Une enquête d'AyiboPost révèle que des propriétaires de bateaux versent des sommes aux garde-côtes pour assurer leur sécurité lors de la traversée de la baie de Port-au-Prince. Ces paiements, qualifiés de « frais de carburant », varient entre 25 000 et 50 000 gourdes. Selon les témoignages recueillis, cette pratique est devenue nécessaire en raison des extorsions et attaques fréquentes des gangs dans cette zone.
Certains propriétaires, comme Occéan Blaise, ont modifié leurs itinéraires pour éviter ces frais. D'autres, comme le pasteur Yves Louve, considèrent ces paiements comme une alternative moins coûteuse que de payer directement les bandits. Jean Pedro mars, chef des garde-côtes, nie toute implication directe de son institution, mais reconnaît des arrangements informels pour l'achat de carburant.

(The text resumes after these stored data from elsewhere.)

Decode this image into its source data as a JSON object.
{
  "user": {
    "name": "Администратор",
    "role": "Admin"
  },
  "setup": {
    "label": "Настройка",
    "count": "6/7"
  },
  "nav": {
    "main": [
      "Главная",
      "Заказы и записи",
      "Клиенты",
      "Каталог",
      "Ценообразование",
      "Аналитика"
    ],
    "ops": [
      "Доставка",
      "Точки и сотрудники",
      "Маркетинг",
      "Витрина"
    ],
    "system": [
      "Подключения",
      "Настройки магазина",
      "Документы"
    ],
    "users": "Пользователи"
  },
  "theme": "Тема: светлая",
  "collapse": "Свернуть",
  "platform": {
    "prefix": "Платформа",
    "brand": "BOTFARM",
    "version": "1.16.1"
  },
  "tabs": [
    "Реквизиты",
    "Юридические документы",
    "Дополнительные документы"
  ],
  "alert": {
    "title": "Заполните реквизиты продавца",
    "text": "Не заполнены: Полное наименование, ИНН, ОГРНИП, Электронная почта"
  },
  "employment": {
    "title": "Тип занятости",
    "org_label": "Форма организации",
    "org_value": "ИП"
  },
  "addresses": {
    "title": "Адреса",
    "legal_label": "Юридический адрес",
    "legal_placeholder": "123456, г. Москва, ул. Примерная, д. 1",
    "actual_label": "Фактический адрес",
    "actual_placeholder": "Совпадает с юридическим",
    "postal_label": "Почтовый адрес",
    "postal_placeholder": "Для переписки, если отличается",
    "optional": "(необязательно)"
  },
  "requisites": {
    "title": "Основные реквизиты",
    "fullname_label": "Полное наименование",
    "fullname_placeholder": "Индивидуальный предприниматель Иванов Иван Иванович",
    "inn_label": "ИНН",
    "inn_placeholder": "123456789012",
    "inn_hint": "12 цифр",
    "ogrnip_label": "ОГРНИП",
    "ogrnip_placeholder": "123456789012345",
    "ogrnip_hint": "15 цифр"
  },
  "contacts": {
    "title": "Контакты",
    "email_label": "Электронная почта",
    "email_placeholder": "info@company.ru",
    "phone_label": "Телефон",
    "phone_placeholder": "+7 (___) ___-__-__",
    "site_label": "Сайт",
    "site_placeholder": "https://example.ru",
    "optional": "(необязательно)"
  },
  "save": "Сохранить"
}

Ednel Désir, délégué de La Gonâve, explique que cette initiative permet aux marins de continuer à transporter passagers et marchandises malgré l'insécurité. Willy Vernelus, vice-président du SYMAG, confirme ces paiements et souligne l'importance du secteur maritime pour l'économie de La Gonâve. Il appelle à une meilleure organisation de ce secteur.
AyiboPost rappelle avoir enquêté en 2025 sur des pratiques similaires d'extorsion par des policiers à des points de contrôle dans la région métropolitaine de Port-au-Prince. Des entrepreneurs comme Yves Louve appellent l'État à assumer ses responsabilités face à cette situation.